目でコンタクトしたあと、レーネルは物陰から飛び出した。
「動くな。そこで何をしている」
女性は反射的に立ち上がる。
レーネルの姿を見て、ハッとなった。
「レーネル・ギル・ハウスタン! なんでここに?」
その反応から、レーネルは女性が反獣人派だと確信した。
「その箱から離れるんだ。こっちはそれが爆弾だってわかってるんだからな」
「待って。誤解してる。私はね。この爆弾を解除しにきたの」
「そう。組織の命令だとしても、なんの罪もない子どもを殺すなんておかしいわ。だから、私は爆弾を解除しようと戻ってきたのよ」
「え? そうなの?」
「そうよ。今から起爆用の魔導具を外すわ。手伝ってくれる?」
「……わかった」
レーネルは女性に近づいていく。
「悪いけど、中身の魔導具を取り出してくれない。私じゃ重たくて。獣人のあなたなら」
「いいよ」
レーネルは箱の中を覗き込む。
背を見せた獣人を見て、女性の表情が一変する。
「所詮は子どもね」
ベルトの裏に隠し持っていたナイフを取り出すと、レーネルに振り下ろそうとする。だが、その時女性の顔面に何かがぶつけられた。爆弾の装置の一部だ。
裏をかこうとした女性が逆に怯む。
次に彼女が見たのは、レーネルの鋭い爪だった。
「ギャっ!」
悲鳴をあげて、女性は倒れる。
レーネルが追撃しようとした時、別の方向から声が聞こえた。
「動くな!」
声を張り上げたのは、赤ら顔の男だ。
おそらくシャイロが言っていた3人目の不審人物だろう。
その男の手が、今レーネルの親友ナーエルに伸びて、はがいじめにしていた。
「ガキが! チョロチョロと動き回りおって。だが、まさかレーネル・ギル・ハウスタン。お前が現れるとはな。人質にして、にっくき【剣王】を――――」
「無理だよ」
「何?」
「父上は誇り高い人だ。人質をとったって、テロリストになんかに屈したりしない。そもそもぼくを人質にするなんて無理だよ」
「黙れ! お前の同級生がどうなってもいいのか?」
男はさらに身体を寄せて、ナーエルに対する力を強める。
「ナーエル。今だよ」
「はい!」
歯切れのいい返事の後、ナーエルは口の中に忍ばせていた何かを砕く。その瞬間、ナーエルの身体から雷撃が放たれた。感雷した男はのけぞる。気を失うまでもなかったが、ナーエルから手を離した。
「なんだ、今のは……あっ――――」
気がついた時には遅い。
レーネルの速攻は男の反応を許さず、馬乗りになる。
子どもの体重ぐらいなら跳ね返すこともできただろうが、レーネルの爪が男の首を掴んだ。
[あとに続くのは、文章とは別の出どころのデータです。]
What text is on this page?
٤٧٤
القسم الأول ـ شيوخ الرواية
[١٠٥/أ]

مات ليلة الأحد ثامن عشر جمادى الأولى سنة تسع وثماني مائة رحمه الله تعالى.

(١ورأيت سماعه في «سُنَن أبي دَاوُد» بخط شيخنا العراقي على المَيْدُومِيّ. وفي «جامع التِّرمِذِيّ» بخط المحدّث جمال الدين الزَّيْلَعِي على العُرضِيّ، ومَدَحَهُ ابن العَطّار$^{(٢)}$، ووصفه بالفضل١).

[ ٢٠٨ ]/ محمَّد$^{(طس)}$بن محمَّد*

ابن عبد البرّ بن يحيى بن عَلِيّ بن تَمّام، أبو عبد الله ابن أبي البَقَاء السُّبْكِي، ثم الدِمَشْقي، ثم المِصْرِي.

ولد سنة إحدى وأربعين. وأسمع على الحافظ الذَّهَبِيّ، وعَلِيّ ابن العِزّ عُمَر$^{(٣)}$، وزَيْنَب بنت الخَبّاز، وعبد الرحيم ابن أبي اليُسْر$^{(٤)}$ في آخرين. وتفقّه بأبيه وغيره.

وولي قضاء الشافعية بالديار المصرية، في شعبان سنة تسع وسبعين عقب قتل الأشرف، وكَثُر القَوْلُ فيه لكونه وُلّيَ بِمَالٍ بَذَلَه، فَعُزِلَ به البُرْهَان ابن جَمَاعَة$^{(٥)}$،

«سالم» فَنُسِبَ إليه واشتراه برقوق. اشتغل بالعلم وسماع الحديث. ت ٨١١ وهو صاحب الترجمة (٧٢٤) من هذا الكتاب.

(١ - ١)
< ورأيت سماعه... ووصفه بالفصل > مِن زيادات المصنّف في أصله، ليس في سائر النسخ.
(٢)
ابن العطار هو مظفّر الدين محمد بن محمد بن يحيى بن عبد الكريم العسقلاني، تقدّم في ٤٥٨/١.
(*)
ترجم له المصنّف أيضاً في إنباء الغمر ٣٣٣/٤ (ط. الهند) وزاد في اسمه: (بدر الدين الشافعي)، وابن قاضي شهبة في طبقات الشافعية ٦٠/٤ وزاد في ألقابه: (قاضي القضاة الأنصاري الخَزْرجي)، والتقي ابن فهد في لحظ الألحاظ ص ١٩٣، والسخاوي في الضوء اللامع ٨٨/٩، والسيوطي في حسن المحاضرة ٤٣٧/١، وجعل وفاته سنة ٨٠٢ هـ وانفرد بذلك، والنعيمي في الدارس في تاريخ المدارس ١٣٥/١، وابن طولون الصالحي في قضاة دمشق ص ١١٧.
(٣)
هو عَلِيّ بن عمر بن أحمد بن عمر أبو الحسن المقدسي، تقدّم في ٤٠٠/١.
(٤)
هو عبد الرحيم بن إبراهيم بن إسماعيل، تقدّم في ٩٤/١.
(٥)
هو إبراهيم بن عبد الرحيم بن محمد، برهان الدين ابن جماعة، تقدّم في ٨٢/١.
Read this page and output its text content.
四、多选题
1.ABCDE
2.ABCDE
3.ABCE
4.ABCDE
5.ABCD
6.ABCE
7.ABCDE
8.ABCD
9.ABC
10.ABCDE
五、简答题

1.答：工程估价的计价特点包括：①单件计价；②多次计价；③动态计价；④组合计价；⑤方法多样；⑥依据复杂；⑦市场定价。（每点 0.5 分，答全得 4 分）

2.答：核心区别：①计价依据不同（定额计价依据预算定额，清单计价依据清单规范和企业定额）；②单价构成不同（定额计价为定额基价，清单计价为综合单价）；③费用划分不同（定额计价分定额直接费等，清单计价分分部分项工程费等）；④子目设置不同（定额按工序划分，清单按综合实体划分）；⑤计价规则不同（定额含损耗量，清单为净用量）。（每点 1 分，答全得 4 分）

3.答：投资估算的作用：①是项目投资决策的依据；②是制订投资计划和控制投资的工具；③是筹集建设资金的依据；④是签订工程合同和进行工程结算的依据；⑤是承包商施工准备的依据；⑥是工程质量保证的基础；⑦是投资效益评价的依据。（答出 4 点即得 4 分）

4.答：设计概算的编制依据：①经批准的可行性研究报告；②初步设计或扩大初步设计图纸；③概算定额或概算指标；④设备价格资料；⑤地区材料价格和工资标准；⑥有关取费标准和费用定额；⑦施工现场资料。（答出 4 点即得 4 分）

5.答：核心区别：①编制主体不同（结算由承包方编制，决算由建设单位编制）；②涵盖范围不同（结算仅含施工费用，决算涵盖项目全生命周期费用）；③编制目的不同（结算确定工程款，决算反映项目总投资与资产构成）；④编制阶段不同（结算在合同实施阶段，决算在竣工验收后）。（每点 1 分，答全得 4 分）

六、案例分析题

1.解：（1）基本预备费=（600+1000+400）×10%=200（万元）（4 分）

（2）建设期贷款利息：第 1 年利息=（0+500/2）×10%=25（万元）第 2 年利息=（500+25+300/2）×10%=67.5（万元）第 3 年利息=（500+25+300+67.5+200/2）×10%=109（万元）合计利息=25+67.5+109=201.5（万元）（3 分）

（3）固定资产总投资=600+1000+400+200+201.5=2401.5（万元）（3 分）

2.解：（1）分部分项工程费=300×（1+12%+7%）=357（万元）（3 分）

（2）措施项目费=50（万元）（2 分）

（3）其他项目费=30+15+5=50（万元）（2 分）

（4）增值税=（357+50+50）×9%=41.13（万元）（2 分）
ゾッとするほど冷たい爪の感触に、反獣人派の男の顔からみるみる血の気が引いていく。
「君たちが2人いたことはわかっていたよ」
「な、なぜ?」
「お酒の匂いさ。獣人の鼻を舐めないで欲しいな。酔っ払いのフリをするなら、お酒は飲まない方がいいと思うよ」
「くそっ! 待っ――――」
レーネルの爪が男の首を裂くのかと思ったが、違う。
代わりに、男の額に渾身の拳打を見舞う。
痛烈な一撃をくらって、男は意識を失った。